Lilia e la Boldrini

26 Marzo 2021 di Indiscreto

Il distacco di Laura Boldrini dall’Italia reale è tale che non le è nemmeno venuto in mente di evidenziare l’unico aspetto che nelle recenti vicende l’avrebbe messa in una luce positiva: cioè il fatto di pagare la sua collaboratrice domestica secondo le norme di legge. Mentre il 60% degli italiani, di destra e di sinistra, sovranisti o estimatori del Terzo Mondo, lo fa in nero, secondo una stima fatta dal Sole 24 Ore sui 2 milioni di collaboratori domestici a vario titolo che ci sono nel nostro paese.

Per il resto l’ex presidente della Camera ha fatto e sta facendo una figura meschina galattica, prima seminascosta come notizia dai media più importanti e poi aggravata dalla sua autodifesa su Repubblica in risposta allo scoop di Selvaggia Lucarelli sul Fatto. In pratica la Boldrini ha contenzioso con la sua colf per gli scatti di anzianità e per una cifra di importo miserabile, rapportata ad 8 anni di lavoro: meno di 3.000 euro. Pagata invece dallo Stato, come del resto accade per altri deputati e senatori, la sua collaboratrice parlamentare che però veniva usata anche per prenotare il parrucchiere e ritirare i vestiti in tintoria, prima di essere licenziata perché a causa di un figlio malato e della pandemia aveva chiesto di poter lavorare da casa.

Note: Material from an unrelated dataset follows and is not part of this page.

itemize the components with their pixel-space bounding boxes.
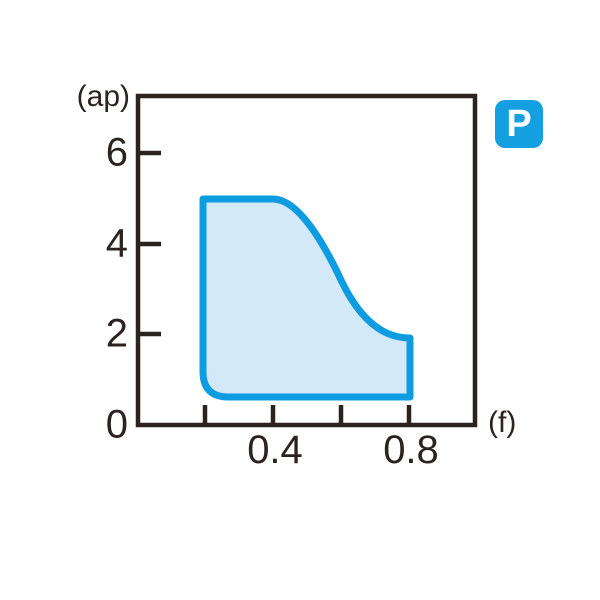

Come sapete ci piacciono i dettagli, perché dicono di più della storia principale. E nell’autodifesa della Boldrini la cosa che ci ha colpito è che non ha mai chiamato per cognome la colf, ovviamente straniera. Sempre per nome, Lilia. Un po’ come Rossella O’Hara chiamava Mamie… Ma un conto è chiamarsi per nome in privato, anche se dubitiamo che Lilia si rivolgesse alla sua datrice di lavoro (padrona, se fosse stata di destra) chiamandola Laura, un altro è parlare di una persona citandone solo il nome. Ecco, in questo classismo c’è molto di ciò che andrebbe combattuto, senza sessismo, in una donna, in un uomo e in un trans.